A apreciação da prova do nexo de causalidade assenta num critério de verosimilhança e de probabilidade de o facto danoso ser apto a produzir a lesão verificada, tendo em conta as circunstâncias do caso concreto e considerando, em especial, o grau de risco e de perigo e a normalidade da ação lesiva, a possibilidade de prova científica e o cumprimento, ou não, dos deveres de proteção”.

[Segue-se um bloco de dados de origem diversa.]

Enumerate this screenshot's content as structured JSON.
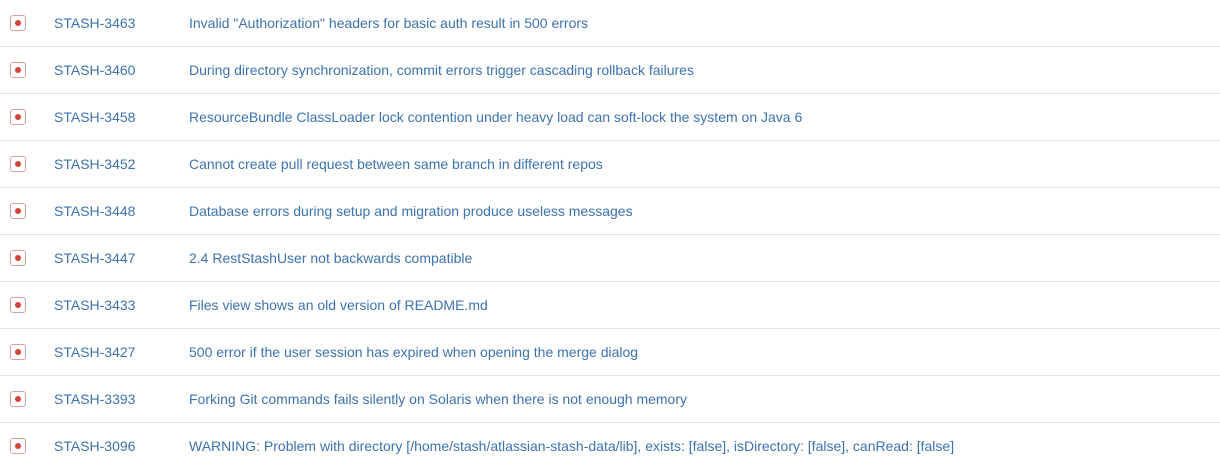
{
  "issues": [
    {
      "icon": "bug-icon",
      "key": "STASH-3463",
      "summary": "Invalid \"Authorization\" headers for basic auth result in 500 errors"
    },
    {
      "icon": "bug-icon",
      "key": "STASH-3460",
      "summary": "During directory synchronization, commit errors trigger cascading rollback failures"
    },
    {
      "icon": "bug-icon",
      "key": "STASH-3458",
      "summary": "ResourceBundle ClassLoader lock contention under heavy load can soft-lock the system on Java 6"
    },
    {
      "icon": "bug-icon",
      "key": "STASH-3452",
      "summary": "Cannot create pull request between same branch in different repos"
    },
    {
      "icon": "bug-icon",
      "key": "STASH-3448",
      "summary": "Database errors during setup and migration produce useless messages"
    },
    {
      "icon": "bug-icon",
      "key": "STASH-3447",
      "summary": "2.4 RestStashUser not backwards compatible"
    },
    {
      "icon": "bug-icon",
      "key": "STASH-3433",
      "summary": "Files view shows an old version of README.md"
    },
    {
      "icon": "bug-icon",
      "key": "STASH-3427",
      "summary": "500 error if the user session has expired when opening the merge dialog"
    },
    {
      "icon": "bug-icon",
      "key": "STASH-3393",
      "summary": "Forking Git commands fails silently on Solaris when there is not enough memory"
    },
    {
      "icon": "bug-icon",
      "key": "STASH-3096",
      "summary": "WARNING: Problem with directory [/home/stash/atlassian-stash-data/lib], exists: [false], isDirectory: [false], canRead: [false]"
    }
  ],
  "colors": {
    "link": "#3b73af",
    "bug_icon": "#d04437",
    "divider": "#dfe1e5"
  }
}
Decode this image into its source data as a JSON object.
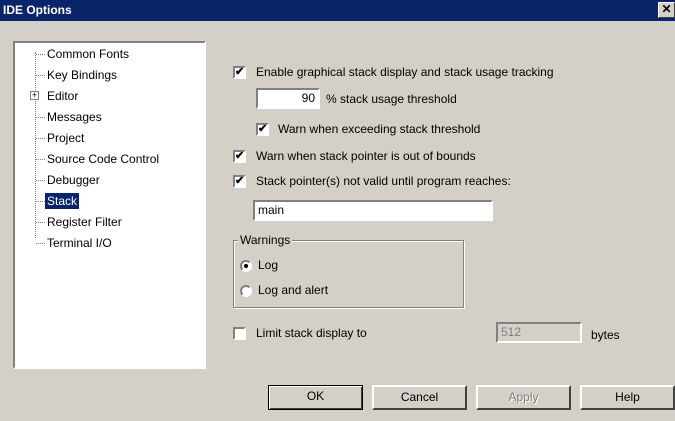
{
  "window": {
    "title": "IDE Options",
    "close_glyph": "✕"
  },
  "tree": {
    "items": [
      {
        "label": "Common Fonts",
        "selected": false
      },
      {
        "label": "Key Bindings",
        "selected": false
      },
      {
        "label": "Editor",
        "selected": false,
        "expandable": true,
        "expander_glyph": "+"
      },
      {
        "label": "Messages",
        "selected": false
      },
      {
        "label": "Project",
        "selected": false
      },
      {
        "label": "Source Code Control",
        "selected": false
      },
      {
        "label": "Debugger",
        "selected": false
      },
      {
        "label": "Stack",
        "selected": true
      },
      {
        "label": "Register Filter",
        "selected": false
      },
      {
        "label": "Terminal I/O",
        "selected": false
      }
    ]
  },
  "options": {
    "enable_graphical": {
      "label": "Enable graphical stack display and stack usage tracking",
      "checked": true
    },
    "threshold": {
      "value": "90",
      "label": "% stack usage threshold"
    },
    "warn_exceeding": {
      "label": "Warn when exceeding stack threshold",
      "checked": true
    },
    "warn_out_of_bounds": {
      "label": "Warn when stack pointer is out of bounds",
      "checked": true
    },
    "sp_not_valid": {
      "label": "Stack pointer(s) not valid until program reaches:",
      "checked": true
    },
    "program_reaches_value": "main",
    "limit_display": {
      "label": "Limit stack display to",
      "checked": false,
      "value": "512",
      "unit": "bytes"
    }
  },
  "warnings": {
    "title": "Warnings",
    "options": [
      {
        "label": "Log",
        "selected": true
      },
      {
        "label": "Log and alert",
        "selected": false
      }
    ]
  },
  "buttons": {
    "ok": "OK",
    "cancel": "Cancel",
    "apply": "Apply",
    "help": "Help"
  },
  "check_glyph": "✔"
}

Seguindo aqui o entendimento de Ana Perestrelo de Oliveira[9], e dissecando este artigo, chegamos às seguintes conclusões: em primeiro lugar, o dano é objetivamente imputável ao agente quando este criou/aumentou o risco da verificação do dano e esse risco se materializou no resultado lesivo; de acordo com as regras gerais, o lesado teria de fazer a prova do nexo causal, isto é, o juiz teria de ficar certo da criação/aumento do risco e da materialização do risco no resultado lesivo; à luz deste artigo, basta ao lesado provar que é provável a instalação ter criado ou aumentado o risco de verificação do dano, presumindo-se a materialização desse risco no resultado; por isso demonstra que uma instalação daquele tipo é abstratamente idónea ou apta a produzir aquele tipo de dano; e o réu pode demonstrar que não é provável ter criado o risco, mas também pode provar que, apesar de ser provável, não foi aquele risco que se materializou no evento lesivo.
            Apesar de ser um entendimento pensado para  a Lei da Responsabilidade Ambiental, não me parece que não possa ser transposto para o regime vertido nos artigos 483º e seguintes do CC. Assim, adoptando uma espécie de teoria do risco, haveria nexo de causalidade entre o facto ilícito e o dano quando este fosse objetivamente imputável ao agente, na medida em que ele tenha criado/aumentado o risco de verificação do dano e esse risco se tenha materializado no resultado lesivo. Assim, caberia ao lesado fazer a prova desse nexo causal, podendo o réu demonstrado que não é provável ter criado aquele risco, ou que não foi aquele risco que se materializou no resultado.

III.         Conclusão

            Chegados a este ponto, e depois de verificado como os pressupostos da responsabilidade civil podem ser adaptados no sentido de se poder falar de uma responsabilidade civil ambiental (embora uns com mais dificuldades do que outros), é de concluir pela importância que hoje este regime tem no Direito do Ambiente. Aliás, não terá sido por acaso que nos últimos anos se tenham vindo a consagrar sucessivos regimes de responsabilidade ambiental. E também não será por acaso que esses regimes façam questão de frisar que é importante não esquecer os artigos 483º e seguintes do CC (veja-se, entre outros, o artigo 40º, nº4 da LBA). É que, sendo o berço de toda a responsabilidade civil, foi daqui que o legislador tirou inspiração para a feitura desses sucessivos diplomas legislativos atinentes à responsabilidade ambiental. E no fundo, nunca nos podemos esquecer daqueles que nos deram à luz.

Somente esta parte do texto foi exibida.